Nanodroplet drug carriers triggered by ultrasound

Monday, 24 June, 2024

Nanodroplet drug carriers triggered by ultrasound

Whether a drug is swallowed, injected, inhaled or absorbed through the skin, it ultimately diffuses to most parts of the body, including those where it isn’t needed — or where it even might cause harm. But what if the delivery could be targeted at exactly the right spot? Scientists from The University of Utah have been perfecting a method that does just that, with their results published in the journal Frontiers in Molecular Biosciences.

“Here we show a method to deliver drugs to specific areas of the body where they are needed,” said Matthew G Wilson, the study’s first author. “We do so using ultrasound waves, which trigger drug release from circulating nanocarriers when focused on the target.

“We developed a method to produce stable nanocarriers repeatably, and identified ultrasound parameters that can activate them.”

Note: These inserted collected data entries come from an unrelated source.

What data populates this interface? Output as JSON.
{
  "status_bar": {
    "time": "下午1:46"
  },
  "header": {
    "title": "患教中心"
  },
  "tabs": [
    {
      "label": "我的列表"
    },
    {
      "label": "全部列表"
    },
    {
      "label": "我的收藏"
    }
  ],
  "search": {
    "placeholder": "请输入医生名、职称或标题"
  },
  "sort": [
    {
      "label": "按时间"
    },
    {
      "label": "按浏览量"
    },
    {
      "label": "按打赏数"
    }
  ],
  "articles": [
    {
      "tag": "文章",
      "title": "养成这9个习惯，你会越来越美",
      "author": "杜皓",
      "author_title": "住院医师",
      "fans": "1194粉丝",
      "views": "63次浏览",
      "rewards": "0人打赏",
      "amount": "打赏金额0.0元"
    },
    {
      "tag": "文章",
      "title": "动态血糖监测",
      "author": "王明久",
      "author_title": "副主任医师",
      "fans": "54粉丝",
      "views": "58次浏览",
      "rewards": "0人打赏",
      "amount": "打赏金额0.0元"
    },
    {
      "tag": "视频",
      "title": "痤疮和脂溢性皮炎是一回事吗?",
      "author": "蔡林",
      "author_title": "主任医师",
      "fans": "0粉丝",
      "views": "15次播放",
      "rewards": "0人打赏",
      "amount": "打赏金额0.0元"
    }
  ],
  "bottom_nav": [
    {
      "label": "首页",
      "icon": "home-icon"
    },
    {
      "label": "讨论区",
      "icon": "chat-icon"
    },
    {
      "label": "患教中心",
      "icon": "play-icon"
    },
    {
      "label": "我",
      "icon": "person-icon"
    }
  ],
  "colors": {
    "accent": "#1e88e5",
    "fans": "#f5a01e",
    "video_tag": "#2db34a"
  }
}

The nanocarriers are minuscule droplets, between 470 and 550 nm across, with a hollow outer shell composed of polymer molecules. These polymers have two distinct ends: a hydrophilic one, which mixes well with watery solutions like blood and which faces outward, and a hydrophobic one that doesn’t mix with water and which faces inwards.

Within the shell is an inner core of hydrophobic perfluorocarbons — molecules that consist mostly of fluorine and carbon, and which are mixed with an equally hydrophobic drug of interest. The shells keep the cores apart, preventing them from coalescing into a single droplet, and form a barrier against the immune system. The effect is much like mayonnaise, where proteins from eggs form droplets of encapsulated oils, where otherwise the oil and water would separate completely.

To release the drug, the researchers played back an ultrasound — a sound wave with a frequency beyond the upper limit of human hearing — of 300 or 900 kHz. The beam of ultrasound can be steered across three dimensions, to focus on a desired area within the body that is only a few millimetres across. The ultrasound is thought to cause the perfluorocarbons to expand, stretching out the droplet’s shell and making it more permeable to the drug, which then diffuses out to the organs, tissues or cells where it is required.

The researchers compared the efficiency of delivery of a representative drug (the anaesthetic and sedative propofol) between three different perfluorocarbons: perfluoropentane (PFP), decafluoropentane (DFP) and perfluorooctylbromide (PFOB). The ultrasound was delivered to the nanodroplets in vitro, in 60 pulses of 100 ms over one minute. The results showed that the balance between stability of the nanodroplets and the efficiency of delivery was optimal for PFOB cores.

“Previous studies have focused on perfluorocarbons with low boiling points — usually lower than the human body temperature,” Wilson said. “We found that droplets with a PFOB core, which has a boiling point of 142°C, are much more stable over time.

“Despite its high boiling point, PFOB can achieve similar levels of drug release when low-frequency ultrasound of 300 kHz is applied. The ultrasound frequency turned out to be a critical factor in our study.”

To test for safety, the researchers injected a single long-tailed macaque with six doses of PFOB-based nanodroplets at one-week intervals, and monitored the evolution of a range of blood biomarkers for liver, kidney and immune response function. This experiment showed that the nanodroplets were well tolerated, with no detectable side effects. These experiments will need to be replicated in microdosing or phase 1 trials on human volunteers.

By releasing the drug at exactly the desired spot in the body, this allows the total dose to be dramatically lower, which should minimise side effects. Furthermore, said senior author Assistant Professor Jan Kubanek, the method can be applied to a variety of conditions depending on the drug used.

“For psychiatric applications, localised delivery of propofol could be used as a diagnostic tool to identify brain regions causally involved in disorders for individual patients. For more lasting treatment, ketamine delivery could be a potent method to rewire neural circuits,” he concluded.